At an ongoing trial in Brussels of Salah Abdelslam, a suspect in the November 2015 Paris terrorist attacks, the alleged jihadi is playing a curious game.  He is remaining more or less silent, aside from the odd outburst about inequalities in the Western justice system for Muslims.  One scholar says his defiance is linked to a long history of Muslim dismissal of French courts going back to the Algerian colonial days.  I disagree: there is something much more fundamental happening here.

We in Canada have been here before.  During the 2015 trial of Chiheb Esseghaier and Raed Jaser, both later found guilty of plotting to derail a train in the Niagara corridor, the former engaged in behaviour some saw as weird. He demanded to be tried based on the Quran and refused to acknowledge the legitimacy of the judge.  Mr. Esseghaier’s antics are very similar to what Mr. Abdelslam is doing.

Jihadis hold a very narrow view of religion and society.  We usually call them Salafi jihadis since the particular version of Islam that they adhere to is a branch of Salafism – a very conservative interpretation of Islam that claims that all Muslims need to run their lives is the Quran, the Hadith (the sayings of the Prophet Muhammad PBUH) and the teachings of the earliest Muslim generations.  Anything else is bida’a – innovation – and must be rejected, by force if necessary.
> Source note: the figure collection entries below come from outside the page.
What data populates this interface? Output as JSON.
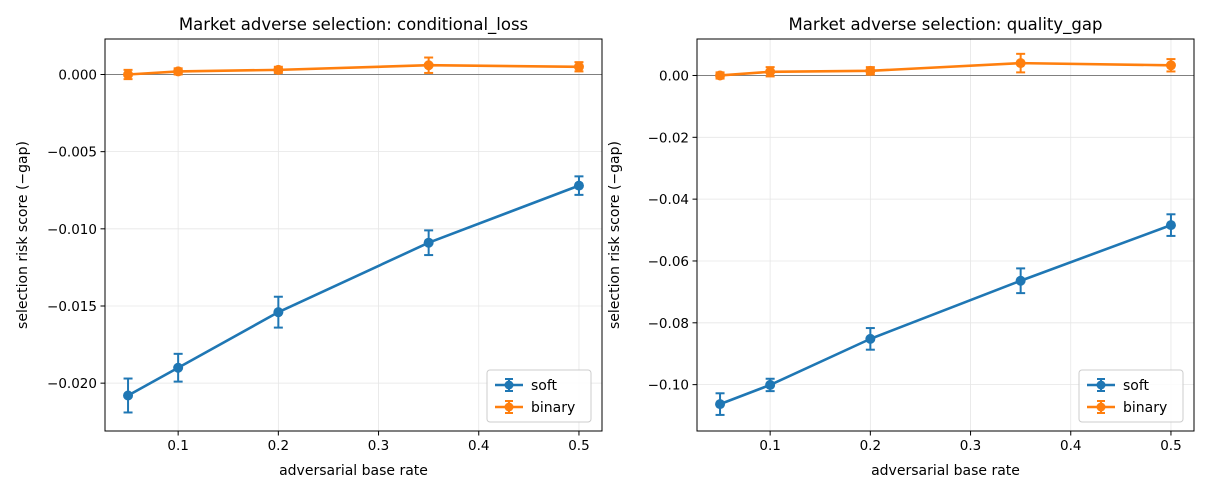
{
  "chart_data": [
    {
      "type": "line",
      "title": "Market adverse selection: conditional_loss",
      "xlabel": "adversarial base rate",
      "ylabel": "selection risk score (−gap)",
      "xlim": [
        0.027,
        0.523
      ],
      "ylim": [
        -0.0231,
        0.0023
      ],
      "x_ticks": [
        0.1,
        0.2,
        0.3,
        0.4,
        0.5
      ],
      "x_tick_labels": [
        "0.1",
        "0.2",
        "0.3",
        "0.4",
        "0.5"
      ],
      "y_ticks": [
        0.0,
        -0.005,
        -0.01,
        -0.015,
        -0.02
      ],
      "y_tick_labels": [
        "0.000",
        "−0.005",
        "−0.010",
        "−0.015",
        "−0.020"
      ],
      "x": [
        0.05,
        0.1,
        0.2,
        0.35,
        0.5
      ],
      "reference_line_y": 0,
      "grid": true,
      "legend_position": "lower-right",
      "series": [
        {
          "name": "soft",
          "color": "#1f77b4",
          "values": [
            -0.0208,
            -0.019,
            -0.0154,
            -0.0109,
            -0.0072
          ],
          "errors": [
            0.0011,
            0.0009,
            0.001,
            0.0008,
            0.0006
          ]
        },
        {
          "name": "binary",
          "color": "#ff7f0e",
          "values": [
            0.0,
            0.0002,
            0.0003,
            0.0006,
            0.0005
          ],
          "errors": [
            0.0003,
            0.0002,
            0.0002,
            0.0005,
            0.0003
          ]
        }
      ]
    },
    {
      "type": "line",
      "title": "Market adverse selection: quality_gap",
      "xlabel": "adversarial base rate",
      "ylabel": "selection risk score (−gap)",
      "xlim": [
        0.027,
        0.523
      ],
      "ylim": [
        -0.115,
        0.0118
      ],
      "x_ticks": [
        0.1,
        0.2,
        0.3,
        0.4,
        0.5
      ],
      "x_tick_labels": [
        "0.1",
        "0.2",
        "0.3",
        "0.4",
        "0.5"
      ],
      "y_ticks": [
        0.0,
        -0.02,
        -0.04,
        -0.06,
        -0.08,
        -0.1
      ],
      "y_tick_labels": [
        "0.00",
        "−0.02",
        "−0.04",
        "−0.06",
        "−0.08",
        "−0.10"
      ],
      "x": [
        0.05,
        0.1,
        0.2,
        0.35,
        0.5
      ],
      "reference_line_y": 0,
      "grid": true,
      "legend_position": "lower-right",
      "series": [
        {
          "name": "soft",
          "color": "#1f77b4",
          "values": [
            -0.1063,
            -0.1001,
            -0.0852,
            -0.0664,
            -0.0484
          ],
          "errors": [
            0.0035,
            0.002,
            0.0035,
            0.004,
            0.0035
          ]
        },
        {
          "name": "binary",
          "color": "#ff7f0e",
          "values": [
            0.0,
            0.0012,
            0.0015,
            0.004,
            0.0033
          ],
          "errors": [
            0.001,
            0.0015,
            0.0012,
            0.003,
            0.002
          ]
        }
      ]
    }
  ]
}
Their dogma includes what law they follow.  The only laws they see as applicable and genuine are those that Allah gave through the Quran.  Laws made by humans and contained in the legal codes that govern most modern societies are to be ignored.  A ‘true’ Muslim, as defined by the Salafi jihadis, must actively spurn all laws not part of the Quran and the Sunnah (tradition).  Hence the behaviour of Messrs. Esseghaier and Abdelslam.  That either man may or may not have been seen as particularly devout or even religious by others is irrelevant.  What matters is that they believe deeply that their faith mandates the total and complete exclusion of the tenets of Western civilisation, including our legal systems.

In the end it will not matter if Mr. Abdelslam elects to participate in his trial:  it will continue and reach a verdict with or without his active part.  It is very important that it do so as what is really being judged here is whether a small group of religious fanatics can dictate to the rest of us how we live and what we wear and whom we worship.  The court must not give in to Salafi jihadi charades.  Their goal is to destroy our way of life and we cannot allow them to enjoy a victory, no matter how small.

Sorry, Mr. Abdelslam, you tried to cow us, make us tremble through your act of indiscriminate violence and cause us to fear so much we would bow to your intolerant creed.  The irony here is that the very society you sought to defeat is now responsible for determining your fate.  You have lost to the enemy you thought you could beat.  That is a small victory we all should celebrate.


By Phil Gurski

Phil Gurski is the President and CEO of Borealis Threat and Risk Consulting Ltd. Phil is a 32-year veteran of CSE and CSIS and the author of six books on terrorism.